Во Франкфурте доктор решил, что и мне нужно сделать операцию, поэтому мы поселились в Гомбурге и пробыли там около месяца. Рядом с Гомбургом находится Соден. В этом городе лечился мой большой приятель, бывший тифлисский предводитель дворянства, князь Меликов, который затем от той болезни, от которой он лечился, через несколько лет умер.
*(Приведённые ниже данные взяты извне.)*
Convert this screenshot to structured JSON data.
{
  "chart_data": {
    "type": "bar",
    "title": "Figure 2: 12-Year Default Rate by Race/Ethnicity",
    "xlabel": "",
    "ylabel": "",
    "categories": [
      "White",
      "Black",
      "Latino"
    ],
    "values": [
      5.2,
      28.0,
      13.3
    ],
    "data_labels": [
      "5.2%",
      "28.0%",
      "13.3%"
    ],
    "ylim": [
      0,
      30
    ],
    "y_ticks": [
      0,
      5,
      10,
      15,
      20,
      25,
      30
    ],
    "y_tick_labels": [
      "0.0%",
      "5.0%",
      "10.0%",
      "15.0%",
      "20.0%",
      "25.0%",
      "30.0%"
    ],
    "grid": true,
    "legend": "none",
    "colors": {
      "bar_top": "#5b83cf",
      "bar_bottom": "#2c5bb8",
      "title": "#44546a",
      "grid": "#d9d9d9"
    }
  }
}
Я тогда ездил на автомобиле к Меликову, и однажды меня удивило одно обстоятельство: когда я уходил от него, то меня сопровождали незнакомые лица. Затем, когда бывший директором департамента полиции Коваленский, который затем застрелился, и я шли на поезд сесть в вагон, вместе с двумя неизвестными лицами,
то они меня почти вплотную окружали. Я не мог понять, в чем дело. На следующий день я заметил, что за мною ходят всегда и всюду агенты, но агенты не русской полиции, а немецкой. Тогда я обратился за объяснениями к тамошнему нашему консулу. Этот консул мне сказал, что ему начальник франкфуртской полиции передавал, что он получил приказание из Берлина учредить около меня охрану, но причины, чем это вызвано, он не знает.Скоро после этого времени я покинул Гомбург и уехал в Брюссель и оттуда в Париж. В Париже я остановился в гостинице Бристоль. Ко мне пришел известный Рачковский, бывший ранее начальником всей нашей секретной полиции за границей, о котором я говорил ранее, и затем ближайшим человеком при председателе Совета министров, меня заменившем, Горемыкине
.С падением Горемыкина он временно оставил Петербург и приехал в Париж, где он имел обширные связи. И вот он у меня был; я его спросил, не знает ли он, по каким причинам последнее время, когда я был в Гомбурге, германская секретная полиция установила надо мной охрану. Он сказал, что он не знает, но узнает у Ратаева, а Ратаев был жандармский офицер, который заменил Рачковского, когда он должен был оставить пост начальника секретной полиции в Париже. Он заменил Рачковского специально по полицейской части, а
Мануйлов — по части прессы.Когда я приехал в Париж, некоторые лица пришли ко мне в первый же день моего приезда и говорили, чтобы я был осторожнее, выходя на улицу, так как, пожалуй, могут на меня сделать покушение. Вследствие этих предупреждений, а равно и случившегося в Гомбурге, я спросил Рачковского, насколько эти предупреждения правильны, и рассказал ему, что случилось в Гомбурге. Он мне сказал, что наведет точные справки у Ратаева, и на другой день пришел ко мне и мне рассказал следующее, причем показал мне и соответствующие документы; из этих документов было видно, что в Содене жил один студент из евреев, который должен был покинуть Россию. Я помню, что когда я бывал у князя Меликова, то встречал этого студента.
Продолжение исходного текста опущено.